Глава 4

Джек Райли — громадный, похожий на медведя дядя, сплошь усыпанный крошками трубочного табака. С тех пор, как я упал в обморок в кабинете стряпчего Добрьяка, минуло два часа. Мы с Райли вошли в бар на Восточной тридцать четвертой улице, и Джек сказал:

— Фред, если ты хочешь, чтобы я по твоей милости пристрастился к бутылке, то хотя бы заплати за выпивку.

— Думаю, это мне по карману, — ответил я. — Теперь-то уж точно.

Я опять почувствовал слабость в коленях, и Райли повел меня вглубь зала, к отдельным кабинкам.
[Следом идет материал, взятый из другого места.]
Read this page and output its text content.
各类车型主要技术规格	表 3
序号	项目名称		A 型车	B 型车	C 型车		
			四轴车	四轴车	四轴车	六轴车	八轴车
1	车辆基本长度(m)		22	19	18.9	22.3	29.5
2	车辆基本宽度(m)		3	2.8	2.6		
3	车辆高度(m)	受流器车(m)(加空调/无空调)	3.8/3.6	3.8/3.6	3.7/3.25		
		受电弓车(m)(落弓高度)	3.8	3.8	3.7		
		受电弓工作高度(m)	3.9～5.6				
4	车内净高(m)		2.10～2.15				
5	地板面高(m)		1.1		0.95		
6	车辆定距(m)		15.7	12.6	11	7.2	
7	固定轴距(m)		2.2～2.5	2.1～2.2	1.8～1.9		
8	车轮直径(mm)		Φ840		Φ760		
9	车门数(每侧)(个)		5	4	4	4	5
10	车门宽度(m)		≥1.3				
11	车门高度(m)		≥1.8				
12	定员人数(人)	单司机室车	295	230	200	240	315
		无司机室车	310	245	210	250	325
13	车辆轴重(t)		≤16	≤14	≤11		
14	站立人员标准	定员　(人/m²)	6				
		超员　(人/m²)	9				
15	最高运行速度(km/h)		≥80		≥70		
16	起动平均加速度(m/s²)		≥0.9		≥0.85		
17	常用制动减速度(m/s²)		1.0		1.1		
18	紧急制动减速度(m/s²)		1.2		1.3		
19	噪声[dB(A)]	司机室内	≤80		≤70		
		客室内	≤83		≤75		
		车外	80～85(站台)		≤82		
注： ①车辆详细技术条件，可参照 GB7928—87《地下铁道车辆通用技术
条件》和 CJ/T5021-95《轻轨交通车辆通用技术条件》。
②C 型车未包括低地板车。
Он громогласно бранил меня, пока не подошла официантка, а потом заказал два «джека дэниэлса» со льдом и сказал:

— Если позволишь, Фред, вот тебе мой совет: найди другого поверенного.

— Но ведь это не совсем справедливо, не правда ли? — с сомнением ответил я. — В конце концов, Добрьяк уже взялся за дело.

— Так же, как я ухаживаю за своей девицей, — возразил Райли и, подняв руку, погладил воздух. — Слишком уж рьяно этот Добрьяк приударил за твоей мошной. Избавься от него.

— Ладно, — пообещал я, хотя втайне сомневался, достанет ли у меня духу войти в контору Добрьяка и объявить ему об отставке. Впрочем, я мог нанять другого поверенного и поручить ему уволить Добрьяка.

— А еще, — продолжал Джек, — тебе следует подумать о надежном вложении этих денег.

— Об этом я как раз предпочел бы не думать, — ответил я.

— Хочешь, не хочешь, а придется, — заявил он. — Не хватало еще, чтобы ты трезвонил мне по поводу потери очередной сотни долларов, пока все твое состояние не улетучится без следа.

— Давай обсудим это потом, — предложил я. — Когда я выпью и малость приду в себя.

— Деньги чертовски большие, Фред, — напомнил мне Райли.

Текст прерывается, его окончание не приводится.